Как помнит читатель, два сюжета составляют «Невский проспект»: романтическая история художника Пискарева, не сумевшего пережить, что очаровавшая его «ангел красоты» оказалась продажной женщиной, и пошлая история Пирогова, приударившего за хорошенькой немкой и выпоротого за это жестяных дел мастером Шиллером, сапожником Гофманом и столяром Кунием. («И можно ли сказать, что всякий немей есть Шиллер?! Я согласен, что он Шиллер, но только тот Шиллер, о котором вы можете узнать, если будете когда-нибудь иметь терпение прочесть мою повесть „Невский проспект“») [5]. Критики не преминули отметить, что эти истории служат для противопоставления высокого и низкого во всевозможных ипостасях.
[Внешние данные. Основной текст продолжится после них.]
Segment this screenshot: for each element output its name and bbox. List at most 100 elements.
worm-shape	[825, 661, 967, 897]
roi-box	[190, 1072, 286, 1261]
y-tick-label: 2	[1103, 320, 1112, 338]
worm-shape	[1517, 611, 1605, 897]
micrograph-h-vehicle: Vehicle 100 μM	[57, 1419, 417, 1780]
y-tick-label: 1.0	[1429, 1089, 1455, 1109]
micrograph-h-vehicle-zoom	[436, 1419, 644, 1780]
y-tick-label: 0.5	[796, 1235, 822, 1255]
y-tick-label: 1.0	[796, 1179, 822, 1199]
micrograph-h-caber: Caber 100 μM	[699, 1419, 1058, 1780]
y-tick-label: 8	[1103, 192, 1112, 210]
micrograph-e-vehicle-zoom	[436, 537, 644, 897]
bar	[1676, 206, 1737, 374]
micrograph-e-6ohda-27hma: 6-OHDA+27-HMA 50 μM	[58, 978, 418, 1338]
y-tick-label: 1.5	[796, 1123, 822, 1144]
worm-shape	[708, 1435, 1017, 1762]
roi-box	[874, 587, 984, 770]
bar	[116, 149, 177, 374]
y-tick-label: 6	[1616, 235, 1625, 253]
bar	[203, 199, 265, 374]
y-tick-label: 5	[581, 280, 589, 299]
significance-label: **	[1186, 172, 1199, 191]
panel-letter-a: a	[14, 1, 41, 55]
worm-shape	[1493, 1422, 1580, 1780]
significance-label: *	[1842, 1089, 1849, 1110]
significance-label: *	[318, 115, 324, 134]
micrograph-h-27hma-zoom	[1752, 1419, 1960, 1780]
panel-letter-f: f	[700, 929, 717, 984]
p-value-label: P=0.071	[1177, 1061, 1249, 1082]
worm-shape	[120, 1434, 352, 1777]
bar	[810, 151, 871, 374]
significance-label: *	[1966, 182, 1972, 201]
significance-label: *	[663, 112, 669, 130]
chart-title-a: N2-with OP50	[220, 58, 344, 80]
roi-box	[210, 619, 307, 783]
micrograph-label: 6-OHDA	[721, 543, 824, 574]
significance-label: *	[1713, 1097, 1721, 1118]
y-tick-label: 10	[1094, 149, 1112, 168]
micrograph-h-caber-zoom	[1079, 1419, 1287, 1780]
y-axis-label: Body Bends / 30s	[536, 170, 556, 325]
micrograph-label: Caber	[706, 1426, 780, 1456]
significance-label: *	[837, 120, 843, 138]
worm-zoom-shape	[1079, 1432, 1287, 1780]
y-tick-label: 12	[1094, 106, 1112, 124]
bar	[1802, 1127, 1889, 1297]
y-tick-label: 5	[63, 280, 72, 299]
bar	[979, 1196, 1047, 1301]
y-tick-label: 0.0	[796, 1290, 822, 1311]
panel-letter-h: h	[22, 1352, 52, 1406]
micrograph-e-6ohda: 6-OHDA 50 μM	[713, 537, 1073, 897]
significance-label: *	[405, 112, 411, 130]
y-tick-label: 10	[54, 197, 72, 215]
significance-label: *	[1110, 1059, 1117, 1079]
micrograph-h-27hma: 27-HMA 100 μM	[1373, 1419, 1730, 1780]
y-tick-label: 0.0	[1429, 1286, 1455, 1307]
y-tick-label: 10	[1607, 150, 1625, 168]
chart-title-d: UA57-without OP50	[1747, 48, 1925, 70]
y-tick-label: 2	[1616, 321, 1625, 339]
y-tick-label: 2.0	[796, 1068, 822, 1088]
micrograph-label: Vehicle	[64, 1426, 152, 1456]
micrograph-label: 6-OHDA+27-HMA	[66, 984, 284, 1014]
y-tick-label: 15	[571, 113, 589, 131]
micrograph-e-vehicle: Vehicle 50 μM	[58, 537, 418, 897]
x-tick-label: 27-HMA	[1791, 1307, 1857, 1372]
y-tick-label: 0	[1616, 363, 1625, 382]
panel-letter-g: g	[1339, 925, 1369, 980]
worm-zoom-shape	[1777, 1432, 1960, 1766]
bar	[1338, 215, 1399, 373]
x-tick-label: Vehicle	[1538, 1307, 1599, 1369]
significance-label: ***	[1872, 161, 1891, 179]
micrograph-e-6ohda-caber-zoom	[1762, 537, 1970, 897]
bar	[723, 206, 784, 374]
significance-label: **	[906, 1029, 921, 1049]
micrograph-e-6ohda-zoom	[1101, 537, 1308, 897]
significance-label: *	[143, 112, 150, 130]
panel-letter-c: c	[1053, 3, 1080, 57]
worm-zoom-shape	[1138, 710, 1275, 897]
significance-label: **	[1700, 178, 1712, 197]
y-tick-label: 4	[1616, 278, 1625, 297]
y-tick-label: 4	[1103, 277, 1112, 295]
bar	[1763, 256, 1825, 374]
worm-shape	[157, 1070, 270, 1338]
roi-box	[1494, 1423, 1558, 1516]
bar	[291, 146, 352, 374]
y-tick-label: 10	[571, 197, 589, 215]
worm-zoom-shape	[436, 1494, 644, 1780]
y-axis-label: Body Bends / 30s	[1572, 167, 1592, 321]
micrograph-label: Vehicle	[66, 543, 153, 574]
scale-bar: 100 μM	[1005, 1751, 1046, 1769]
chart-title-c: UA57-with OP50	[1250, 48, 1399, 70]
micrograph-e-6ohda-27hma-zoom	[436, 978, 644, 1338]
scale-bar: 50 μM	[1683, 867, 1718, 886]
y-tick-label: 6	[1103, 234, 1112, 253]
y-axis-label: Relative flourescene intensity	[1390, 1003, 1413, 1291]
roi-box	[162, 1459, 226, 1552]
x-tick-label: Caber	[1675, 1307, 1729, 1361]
В одном из своих писем Гоголь так выразил этот эстетический принцип: «Я люблю вдруг возле одной песни встретить другую, совершенно противного содержания» [6].
Но у этой второй истории есть еще одна важная роль, которую не заметили критики. По своему сюжету — погоня за приглянувшейся красавицей, — темпу, стилю, ироническому пародированию эта вторая история создает мутное кривое зеркало, в котором отражается драма Пискарева. Вглядываясь в него, читатель должен практически полностью утратить воспоминания о пережитом им в первой части повести и сохранить лишь смутное чувство произведенного на него неясного, но сильного впечатления. Эта вторая история помогает автору скрыть от читателя то, что происходило с ним, с читателем, в первой.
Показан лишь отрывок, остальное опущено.